Coal-fired generating units are currently operating in ways that have never been experienced by the industry before or at least not for many years.  The economic downturn has lowered demand significantly for many of our customers.  Natural gas prices have fallen making many gas-fired plants competitive or lower cost than coal-fired generation.  In several areas of the US, installation of wind turbines has resulted in previously base-loaded coal plants running at low loads for long periods of time.  When all these issues are combined, the operations dynamics vary dramatically.

Recently I was talking with one of our customers and the two large units at his station had been off line for three weeks due to lack of demand.  These units are in a central location on the grid and have normally experienced capacity factors greater than 85% year after year.  This customer is located in the eastern third of the US and the stated cause of this downtime was all three of the factors stated above.   Most people would not expect wind turbines to be a significant factor in this region, but due to the growth of available wind power in the last year the varying load has become a significant factor in satisfying the current demand. 

When we talked, the units were running but at loads significantly lower than normal.  The dispatch group was using all the power available from the wind turbines, running the combined cycle plants at high loads, and using these coal units to make up any shortfalls in demand not supplied by the other two sources.  Under this scenario, efficient operation at very low loads and ramp rates become very important, much more so than under more traditional methods of operations.  The most surprising fact was that at night the units were generating only 50 mw.  The units cannot run at that low load.  To accomplish this level of generation, the units were making steam for approximately 135 mw and bypassing the turbine with the excess.  This resulted in the incremental cost of generation for those 50 mw very high.
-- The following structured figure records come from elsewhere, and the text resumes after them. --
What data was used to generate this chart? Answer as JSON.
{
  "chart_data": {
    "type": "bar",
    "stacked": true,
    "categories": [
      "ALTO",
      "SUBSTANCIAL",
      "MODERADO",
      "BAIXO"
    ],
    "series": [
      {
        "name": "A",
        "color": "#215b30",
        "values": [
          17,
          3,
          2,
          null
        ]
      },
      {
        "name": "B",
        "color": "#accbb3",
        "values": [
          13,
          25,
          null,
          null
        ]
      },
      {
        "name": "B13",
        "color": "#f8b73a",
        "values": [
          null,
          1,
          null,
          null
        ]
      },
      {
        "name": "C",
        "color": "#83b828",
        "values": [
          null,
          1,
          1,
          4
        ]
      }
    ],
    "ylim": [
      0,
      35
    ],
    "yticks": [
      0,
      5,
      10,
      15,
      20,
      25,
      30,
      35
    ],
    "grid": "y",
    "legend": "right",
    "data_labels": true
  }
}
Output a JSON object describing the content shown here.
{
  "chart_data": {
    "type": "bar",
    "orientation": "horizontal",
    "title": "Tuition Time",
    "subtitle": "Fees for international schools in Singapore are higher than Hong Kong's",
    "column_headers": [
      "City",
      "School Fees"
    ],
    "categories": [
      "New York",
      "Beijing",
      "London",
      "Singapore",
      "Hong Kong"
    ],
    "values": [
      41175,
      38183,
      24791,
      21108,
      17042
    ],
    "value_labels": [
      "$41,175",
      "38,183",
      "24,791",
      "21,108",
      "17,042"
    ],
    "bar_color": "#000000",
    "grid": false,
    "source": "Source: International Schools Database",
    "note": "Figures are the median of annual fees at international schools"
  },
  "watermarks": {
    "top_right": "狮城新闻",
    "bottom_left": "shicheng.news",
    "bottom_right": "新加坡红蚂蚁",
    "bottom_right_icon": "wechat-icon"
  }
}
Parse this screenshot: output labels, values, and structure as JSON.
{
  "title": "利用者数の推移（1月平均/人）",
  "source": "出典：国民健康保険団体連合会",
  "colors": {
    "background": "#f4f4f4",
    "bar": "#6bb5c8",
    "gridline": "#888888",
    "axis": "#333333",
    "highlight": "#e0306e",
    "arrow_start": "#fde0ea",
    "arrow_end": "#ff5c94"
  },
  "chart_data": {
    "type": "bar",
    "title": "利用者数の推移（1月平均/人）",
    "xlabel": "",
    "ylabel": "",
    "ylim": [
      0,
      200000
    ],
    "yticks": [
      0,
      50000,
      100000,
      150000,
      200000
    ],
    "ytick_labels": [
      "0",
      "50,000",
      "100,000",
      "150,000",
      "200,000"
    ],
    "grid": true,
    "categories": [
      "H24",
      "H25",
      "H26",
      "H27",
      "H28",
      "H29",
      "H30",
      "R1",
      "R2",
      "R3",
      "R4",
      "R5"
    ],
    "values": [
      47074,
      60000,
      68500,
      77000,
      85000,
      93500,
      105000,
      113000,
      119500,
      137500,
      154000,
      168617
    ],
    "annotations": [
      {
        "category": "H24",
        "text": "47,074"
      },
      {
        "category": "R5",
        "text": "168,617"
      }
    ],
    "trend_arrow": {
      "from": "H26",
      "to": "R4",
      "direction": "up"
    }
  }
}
This customer uses CombustionOpt for the typical improvements achieved with combustion optimization systems:  NOx reduction, heat rate improvements, O2 balancing, megawatt maximization, steam temperature control, and others.   However, the systems were configured to operate at normal load ranges of about 50% to 100% load.  Due to the amount of time the unit is running below the normal minimum load, the customer is interested in modifying the CombustionOpt configuration to assist operations with the difficult task of operating at these very low loads.  There are only a small number of combustion optimization systems that have been configured to assist operations in this manner.  The reason being is that few coal-fired units have operated in this manner in the past.  That said, there is no technical limitation on CombustionOpt that precludes the system from running at these load loads.  As long as the DCS is run in automatic, the closed-loop features of CombustionOpt are just as applicable at 50 MW as they are at 100% load. 

This month we are meeting with the customer to define the requirements, constraints, and limitations of the units while operating in this mode.  NeuCo engineers, working with customer personnel, will modify the optimizer to help operators with this very difficult task. 

CombustionOpt, being a closed-loop system, will provide assistance and reduce the operator workload for this low-load scenario just as it does for high load operations.  This additional work will be covered under the Annual Maintenance and Support agreement in place for these units so the customer will not have to pay additional fees for this modification.  Situations like these are one of the reasons NeuCo’s customers continue to achieve benefits from the optimizers for years after initial installation.  As requirements change, NeuCo is there to help the customer change with the times.